Did you know National Chocolate Week's coming up?

Did you know National Chocolate Week's coming up?


Posted 3rd Oct 2017 by Peter Byrne

Here at HomeStyle HQ, we're always looking for an excuse to enjoy some chocolate – and with the 9th October until the 15th being National Chocolate Week, we've found our next opportunity!

When you're chocolate tasting, there are four key parts of your body which are required - the eyes, nose, ears and mouth. Here, Lily O'Brien's explain the role each part plays.

1 Eyes - Chocolate has to look good. It should have a glossy shine to its surface as a result of the cocoa butter. If there are cracks, smudges or pale streaks, this will mean the cocoa butter hasn't been mixed properly, or the chocolate will have been stored in a room which is too hot.

2 Ears - A good chocolate will make a crisp snap when it's broken. Break the chocolate close to your ear to hear the snap - the Beta 5 crystal, which is produced during the tempering of cocoa beans, makes chocolate crunch and snap when it gets broken. White chocolate doesn't have a sharp snap as there are no cocoa beans in the recipe - instead only cocoa butter, which does not contain the Beta 5 crystal.

3 Nose - Each cocoa bean and plantation will have different flavours due to the geography, seasons and habitat in which it is grown. Therefore, you should try smelling the chocolate before you eat to see if you can recognise the flavours - the chocolate should not smell sweet or sugary.

4 Mouth - The next step will be the most important. Place the chocolate on the tongue but immediately hold your nose. It's a commonly held belief that the tongue is imperative to tasting, but this won't necessarily be the case. As the chocolate starts to melt, release your nose and breathe - the mixed flavours of the cocoa bean come flooding through.

Tips to remember when tasting chocolate

When you're tasting chocolate, try it in bitter to sweet order - so Dark, Milk, then White.

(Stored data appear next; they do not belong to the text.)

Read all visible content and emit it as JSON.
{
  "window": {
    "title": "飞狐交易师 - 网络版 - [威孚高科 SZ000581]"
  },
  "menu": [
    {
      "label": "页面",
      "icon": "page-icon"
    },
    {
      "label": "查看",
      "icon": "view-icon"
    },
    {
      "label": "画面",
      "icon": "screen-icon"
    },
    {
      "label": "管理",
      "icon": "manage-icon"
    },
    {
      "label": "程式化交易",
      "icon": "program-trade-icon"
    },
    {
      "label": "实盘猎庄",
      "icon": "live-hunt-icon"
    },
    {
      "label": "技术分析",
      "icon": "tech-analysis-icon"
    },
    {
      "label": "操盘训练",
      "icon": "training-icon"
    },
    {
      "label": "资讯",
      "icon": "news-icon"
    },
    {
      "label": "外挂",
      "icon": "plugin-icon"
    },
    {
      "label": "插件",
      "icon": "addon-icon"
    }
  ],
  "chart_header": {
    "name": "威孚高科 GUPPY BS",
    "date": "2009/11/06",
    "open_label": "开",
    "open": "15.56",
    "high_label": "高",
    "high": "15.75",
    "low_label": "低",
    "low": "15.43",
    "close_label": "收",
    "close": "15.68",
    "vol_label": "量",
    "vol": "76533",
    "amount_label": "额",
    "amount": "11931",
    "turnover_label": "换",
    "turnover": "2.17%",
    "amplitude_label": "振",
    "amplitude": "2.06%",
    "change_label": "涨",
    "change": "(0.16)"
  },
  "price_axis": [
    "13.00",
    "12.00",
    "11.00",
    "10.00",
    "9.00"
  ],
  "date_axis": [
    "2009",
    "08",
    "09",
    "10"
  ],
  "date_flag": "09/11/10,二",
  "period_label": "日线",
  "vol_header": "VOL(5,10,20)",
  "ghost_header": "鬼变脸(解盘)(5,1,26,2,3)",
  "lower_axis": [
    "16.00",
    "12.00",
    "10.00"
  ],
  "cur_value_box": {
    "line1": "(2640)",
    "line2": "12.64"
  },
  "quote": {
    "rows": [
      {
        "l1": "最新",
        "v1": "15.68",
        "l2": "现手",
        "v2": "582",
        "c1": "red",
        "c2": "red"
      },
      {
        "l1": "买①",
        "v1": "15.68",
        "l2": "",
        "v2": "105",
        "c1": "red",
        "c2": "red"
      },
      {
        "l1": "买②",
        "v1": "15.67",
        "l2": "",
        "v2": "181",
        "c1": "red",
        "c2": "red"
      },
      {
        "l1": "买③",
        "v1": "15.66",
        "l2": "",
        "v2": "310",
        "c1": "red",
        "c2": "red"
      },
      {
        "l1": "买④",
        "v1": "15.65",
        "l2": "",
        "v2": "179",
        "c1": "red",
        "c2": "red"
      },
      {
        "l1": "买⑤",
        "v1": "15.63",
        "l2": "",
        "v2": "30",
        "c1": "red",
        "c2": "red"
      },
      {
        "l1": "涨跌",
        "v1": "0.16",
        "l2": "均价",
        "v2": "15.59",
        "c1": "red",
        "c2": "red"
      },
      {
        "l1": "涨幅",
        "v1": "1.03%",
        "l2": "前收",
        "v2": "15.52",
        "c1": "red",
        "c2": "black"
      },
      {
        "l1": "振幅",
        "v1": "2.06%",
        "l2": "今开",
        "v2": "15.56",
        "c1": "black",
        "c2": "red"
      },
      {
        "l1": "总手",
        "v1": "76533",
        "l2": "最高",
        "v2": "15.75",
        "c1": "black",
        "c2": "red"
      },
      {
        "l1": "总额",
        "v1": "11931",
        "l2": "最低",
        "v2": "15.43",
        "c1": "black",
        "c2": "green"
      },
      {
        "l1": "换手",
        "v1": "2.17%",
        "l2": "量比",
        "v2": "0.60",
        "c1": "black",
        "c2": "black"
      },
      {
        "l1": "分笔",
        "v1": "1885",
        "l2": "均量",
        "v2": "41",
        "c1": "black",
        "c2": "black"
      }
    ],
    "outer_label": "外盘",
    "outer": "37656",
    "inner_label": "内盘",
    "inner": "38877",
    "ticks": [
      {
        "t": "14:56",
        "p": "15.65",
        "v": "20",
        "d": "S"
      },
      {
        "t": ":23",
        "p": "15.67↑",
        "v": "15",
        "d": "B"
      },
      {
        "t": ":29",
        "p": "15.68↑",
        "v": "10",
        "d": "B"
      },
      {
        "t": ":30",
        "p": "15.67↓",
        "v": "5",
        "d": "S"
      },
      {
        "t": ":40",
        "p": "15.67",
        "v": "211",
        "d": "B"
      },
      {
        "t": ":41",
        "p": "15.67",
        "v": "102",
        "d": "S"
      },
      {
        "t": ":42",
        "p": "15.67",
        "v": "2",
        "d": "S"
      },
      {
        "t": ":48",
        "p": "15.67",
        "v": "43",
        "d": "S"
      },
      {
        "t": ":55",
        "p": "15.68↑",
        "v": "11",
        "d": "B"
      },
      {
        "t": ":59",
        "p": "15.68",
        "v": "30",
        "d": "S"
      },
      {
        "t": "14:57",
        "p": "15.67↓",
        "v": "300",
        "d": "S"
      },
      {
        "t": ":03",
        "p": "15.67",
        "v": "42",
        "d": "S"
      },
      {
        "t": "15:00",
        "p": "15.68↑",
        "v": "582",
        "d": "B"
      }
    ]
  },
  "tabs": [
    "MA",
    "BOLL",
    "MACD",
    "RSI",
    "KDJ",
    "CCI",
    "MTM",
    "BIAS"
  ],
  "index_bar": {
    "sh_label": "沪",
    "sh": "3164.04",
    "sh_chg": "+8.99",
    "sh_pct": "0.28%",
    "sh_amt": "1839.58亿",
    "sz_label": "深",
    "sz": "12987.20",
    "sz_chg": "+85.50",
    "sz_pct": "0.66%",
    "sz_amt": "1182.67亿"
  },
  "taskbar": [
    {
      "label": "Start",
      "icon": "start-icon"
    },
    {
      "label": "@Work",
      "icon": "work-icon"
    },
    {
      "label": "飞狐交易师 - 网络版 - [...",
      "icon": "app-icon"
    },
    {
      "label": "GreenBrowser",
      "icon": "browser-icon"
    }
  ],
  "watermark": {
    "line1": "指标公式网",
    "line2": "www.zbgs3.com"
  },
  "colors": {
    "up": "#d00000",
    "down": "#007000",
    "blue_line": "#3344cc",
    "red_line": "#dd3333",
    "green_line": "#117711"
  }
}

If you have flavoured chocolates, try the delicate flavours (fruit, flowers) before moving on to the stronger ones (chilli, coffee).

1 Avoid eating strong flavours by eating chocolate. Flavours like coffee and tobacco will impair your ability to taste the flavours which are found from the cocoa bean.

2 Cleanse your palate before you start eating. Bread, water or nuts will be ideal palate cleansers.

3 Chocolate is something to be enjoyed slowly. To identify and make the most of flavours, you should eat at a slow pace.

4 Storing chocolate at the wrong temperature can ruin the taste. Ensure your chocolate is stored in a cool place which isn't the fridge - if it's suddenly warmed and then cooled, this can spoil the texture and flavours.